I live in an inner-ring suburb where the houses run the gamut of the cookie-cutter pattern book. Mine is a bungalow nicely updated by its architect-owner nearly 20 years ago, but we're growing out of its small footprint. Everyone ill my town is struggling to fix the flaws of this out-of-date housing. And it's easy to tell when the owners did it themselves or hired a contractor to implement their misguided ideas. Usually, they solved one problem and created another. We long ago ran out of any land in my neighborhood and those of similar vintage and proximity to town, so we have almost no new houses in the area--just a few on teardown lots and other motley sites. And these are frequently builder-driven speculative deals.
We're pretty much stuck tweaking our problem houses.
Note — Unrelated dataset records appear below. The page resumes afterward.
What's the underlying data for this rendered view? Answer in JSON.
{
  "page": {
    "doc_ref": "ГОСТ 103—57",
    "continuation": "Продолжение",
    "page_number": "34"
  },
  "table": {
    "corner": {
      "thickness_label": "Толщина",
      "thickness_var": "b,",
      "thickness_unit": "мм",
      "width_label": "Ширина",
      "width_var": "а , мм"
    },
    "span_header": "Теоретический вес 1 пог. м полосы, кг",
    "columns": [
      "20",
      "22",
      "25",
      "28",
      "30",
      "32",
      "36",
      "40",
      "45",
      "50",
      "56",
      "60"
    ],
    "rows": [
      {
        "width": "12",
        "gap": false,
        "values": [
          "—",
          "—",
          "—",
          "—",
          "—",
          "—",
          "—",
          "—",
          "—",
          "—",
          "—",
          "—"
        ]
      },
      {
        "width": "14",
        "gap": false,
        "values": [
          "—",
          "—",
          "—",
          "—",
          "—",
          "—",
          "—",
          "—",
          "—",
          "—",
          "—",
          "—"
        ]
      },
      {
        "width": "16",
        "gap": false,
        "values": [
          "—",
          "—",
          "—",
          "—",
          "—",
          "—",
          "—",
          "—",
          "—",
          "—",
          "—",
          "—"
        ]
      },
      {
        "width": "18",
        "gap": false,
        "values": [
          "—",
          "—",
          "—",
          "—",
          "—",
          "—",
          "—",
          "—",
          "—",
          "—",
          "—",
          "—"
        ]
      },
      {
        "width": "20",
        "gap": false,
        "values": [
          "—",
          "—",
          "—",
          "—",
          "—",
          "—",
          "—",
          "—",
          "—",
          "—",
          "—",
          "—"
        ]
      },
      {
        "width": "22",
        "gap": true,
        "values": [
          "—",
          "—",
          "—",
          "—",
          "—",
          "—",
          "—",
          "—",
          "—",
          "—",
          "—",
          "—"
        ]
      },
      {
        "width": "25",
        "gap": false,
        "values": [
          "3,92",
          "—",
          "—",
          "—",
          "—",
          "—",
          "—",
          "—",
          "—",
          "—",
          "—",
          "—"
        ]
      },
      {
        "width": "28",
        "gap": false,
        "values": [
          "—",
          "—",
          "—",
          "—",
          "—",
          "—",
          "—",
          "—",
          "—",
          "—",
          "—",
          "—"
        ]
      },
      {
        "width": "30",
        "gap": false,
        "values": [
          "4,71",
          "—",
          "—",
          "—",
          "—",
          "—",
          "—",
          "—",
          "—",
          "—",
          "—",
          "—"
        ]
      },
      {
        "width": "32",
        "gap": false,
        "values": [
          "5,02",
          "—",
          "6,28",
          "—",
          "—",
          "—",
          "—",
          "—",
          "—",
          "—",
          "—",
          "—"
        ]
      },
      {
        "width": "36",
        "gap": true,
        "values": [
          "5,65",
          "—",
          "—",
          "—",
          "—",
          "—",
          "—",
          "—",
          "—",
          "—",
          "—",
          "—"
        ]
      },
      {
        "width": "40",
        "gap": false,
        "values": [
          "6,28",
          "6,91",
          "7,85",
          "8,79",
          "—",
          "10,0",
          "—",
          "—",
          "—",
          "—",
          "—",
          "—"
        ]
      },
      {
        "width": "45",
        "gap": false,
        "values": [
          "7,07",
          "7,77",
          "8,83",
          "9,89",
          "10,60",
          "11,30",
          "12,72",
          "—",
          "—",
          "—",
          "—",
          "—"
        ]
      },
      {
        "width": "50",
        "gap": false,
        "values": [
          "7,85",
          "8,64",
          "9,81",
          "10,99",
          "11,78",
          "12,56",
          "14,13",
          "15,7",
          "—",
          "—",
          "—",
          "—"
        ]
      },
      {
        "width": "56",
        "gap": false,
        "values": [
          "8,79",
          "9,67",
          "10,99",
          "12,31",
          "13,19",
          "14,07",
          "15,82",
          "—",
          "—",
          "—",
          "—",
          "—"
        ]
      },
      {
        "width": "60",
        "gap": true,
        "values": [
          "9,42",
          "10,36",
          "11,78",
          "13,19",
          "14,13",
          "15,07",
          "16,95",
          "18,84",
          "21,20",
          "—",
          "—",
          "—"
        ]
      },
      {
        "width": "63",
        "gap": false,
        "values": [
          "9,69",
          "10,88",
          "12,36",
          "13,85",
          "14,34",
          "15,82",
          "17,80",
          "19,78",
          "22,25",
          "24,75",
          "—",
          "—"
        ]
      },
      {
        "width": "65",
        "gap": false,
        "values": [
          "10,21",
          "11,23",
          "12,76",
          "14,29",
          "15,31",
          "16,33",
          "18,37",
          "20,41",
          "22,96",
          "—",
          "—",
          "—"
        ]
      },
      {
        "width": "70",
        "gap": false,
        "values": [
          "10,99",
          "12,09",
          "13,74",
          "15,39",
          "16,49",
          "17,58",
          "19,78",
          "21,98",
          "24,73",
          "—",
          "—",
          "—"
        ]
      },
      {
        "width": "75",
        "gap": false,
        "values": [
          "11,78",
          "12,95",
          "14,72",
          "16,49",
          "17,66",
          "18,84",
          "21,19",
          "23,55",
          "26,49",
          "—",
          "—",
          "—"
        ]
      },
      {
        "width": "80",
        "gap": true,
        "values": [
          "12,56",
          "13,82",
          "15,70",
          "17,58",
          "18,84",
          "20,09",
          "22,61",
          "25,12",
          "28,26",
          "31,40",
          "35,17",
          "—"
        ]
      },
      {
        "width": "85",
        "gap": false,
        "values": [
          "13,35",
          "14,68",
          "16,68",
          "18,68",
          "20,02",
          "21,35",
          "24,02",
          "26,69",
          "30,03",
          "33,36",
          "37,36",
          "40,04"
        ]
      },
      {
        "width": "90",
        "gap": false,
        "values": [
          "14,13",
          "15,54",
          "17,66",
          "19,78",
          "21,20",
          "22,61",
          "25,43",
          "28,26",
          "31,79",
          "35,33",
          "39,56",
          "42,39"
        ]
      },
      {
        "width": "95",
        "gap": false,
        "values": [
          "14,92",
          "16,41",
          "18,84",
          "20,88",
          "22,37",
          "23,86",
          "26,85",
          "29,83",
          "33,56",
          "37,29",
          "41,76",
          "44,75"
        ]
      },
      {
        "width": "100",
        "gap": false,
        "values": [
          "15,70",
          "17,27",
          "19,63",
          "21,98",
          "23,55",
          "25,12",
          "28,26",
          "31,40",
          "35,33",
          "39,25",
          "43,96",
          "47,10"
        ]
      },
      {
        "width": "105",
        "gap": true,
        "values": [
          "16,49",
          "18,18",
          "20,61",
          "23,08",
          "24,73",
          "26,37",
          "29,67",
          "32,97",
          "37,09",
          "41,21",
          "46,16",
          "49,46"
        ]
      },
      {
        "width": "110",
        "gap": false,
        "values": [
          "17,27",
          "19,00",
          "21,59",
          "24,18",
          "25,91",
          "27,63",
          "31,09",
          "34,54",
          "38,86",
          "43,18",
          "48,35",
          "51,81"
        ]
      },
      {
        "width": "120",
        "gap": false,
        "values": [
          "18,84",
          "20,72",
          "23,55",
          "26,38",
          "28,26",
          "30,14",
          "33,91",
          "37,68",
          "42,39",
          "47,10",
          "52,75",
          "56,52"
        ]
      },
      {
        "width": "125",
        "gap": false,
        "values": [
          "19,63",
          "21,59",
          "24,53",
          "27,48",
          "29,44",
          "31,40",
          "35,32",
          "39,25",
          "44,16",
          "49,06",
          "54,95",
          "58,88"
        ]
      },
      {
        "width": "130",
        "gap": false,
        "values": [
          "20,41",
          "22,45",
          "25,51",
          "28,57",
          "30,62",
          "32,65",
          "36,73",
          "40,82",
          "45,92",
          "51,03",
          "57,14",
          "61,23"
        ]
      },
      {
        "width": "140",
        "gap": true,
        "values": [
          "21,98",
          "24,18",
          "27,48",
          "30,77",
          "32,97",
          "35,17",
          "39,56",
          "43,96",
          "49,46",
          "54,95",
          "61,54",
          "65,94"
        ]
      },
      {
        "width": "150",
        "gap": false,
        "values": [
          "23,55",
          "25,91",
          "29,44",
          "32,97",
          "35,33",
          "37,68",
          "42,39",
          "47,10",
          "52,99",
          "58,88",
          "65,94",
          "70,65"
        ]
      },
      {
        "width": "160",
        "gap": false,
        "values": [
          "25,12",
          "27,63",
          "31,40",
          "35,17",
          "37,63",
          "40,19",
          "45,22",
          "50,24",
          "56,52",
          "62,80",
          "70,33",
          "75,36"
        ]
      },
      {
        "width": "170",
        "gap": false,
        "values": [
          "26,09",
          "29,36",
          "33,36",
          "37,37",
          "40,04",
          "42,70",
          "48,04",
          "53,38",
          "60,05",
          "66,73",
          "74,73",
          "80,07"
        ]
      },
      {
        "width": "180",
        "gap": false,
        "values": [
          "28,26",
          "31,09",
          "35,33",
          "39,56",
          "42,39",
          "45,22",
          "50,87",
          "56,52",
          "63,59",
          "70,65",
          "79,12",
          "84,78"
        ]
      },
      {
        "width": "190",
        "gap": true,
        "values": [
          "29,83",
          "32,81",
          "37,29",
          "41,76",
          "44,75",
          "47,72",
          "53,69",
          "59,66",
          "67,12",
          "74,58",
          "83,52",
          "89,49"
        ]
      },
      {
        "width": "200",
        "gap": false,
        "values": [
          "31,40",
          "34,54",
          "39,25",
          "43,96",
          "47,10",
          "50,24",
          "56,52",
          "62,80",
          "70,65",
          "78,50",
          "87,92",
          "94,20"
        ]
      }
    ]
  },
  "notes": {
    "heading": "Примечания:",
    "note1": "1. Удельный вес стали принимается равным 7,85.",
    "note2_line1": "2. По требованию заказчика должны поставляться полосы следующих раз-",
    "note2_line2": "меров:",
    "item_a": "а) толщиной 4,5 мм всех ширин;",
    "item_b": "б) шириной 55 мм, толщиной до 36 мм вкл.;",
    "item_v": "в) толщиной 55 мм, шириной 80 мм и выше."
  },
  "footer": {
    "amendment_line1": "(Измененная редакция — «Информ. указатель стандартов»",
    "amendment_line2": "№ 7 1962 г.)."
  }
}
Or we have to resort to the whole-house remodel. This is a lucrative business for Washington's architects. I know many of the best ones and can recognize their work even from a microscopic black-and-white photo in the classifieds. In the six years I've been obsessing about local real estate, I've noticed only two of their houses come available on the resale market. One was a tiny row house on Capitol Hill, lived in and updated years ago by Robert Gurney, FAIA. Whoever lived there surely grew out of it. The other cropped up just recently: a lovely top-to-bottom remodel by Mark McInturff, FAIA. A wonderful house with a great floor plan, it's as fresh looking today as when it was completed 10 years ago. The reason the owners put it up for sale? They bought another, larger McInturff house just up the block that, unless I missed the listing, never appeared on the open market. Priced at $1,750,000, the house I saw was at the slow-moving, upper end of the food chain. Nonetheless, just as I was fantasizing about how I could put my hands on that amount of money while remaining out of jail--poof, it was gone. It sold in four days.
Alas, I'm back to my classifieds, waiting for that beautiful, effortless house to appear. And I'm beginning to realize that the search is a waste of my precious time off. Yes, we have plenty of lovely architect-redesigned houses in Washington--at nearly every price point--but they just don't churn like the lesser houses do. They are someone else's dream house made real. Great design would sell in the blink of an eye here, if only anyone would let it go.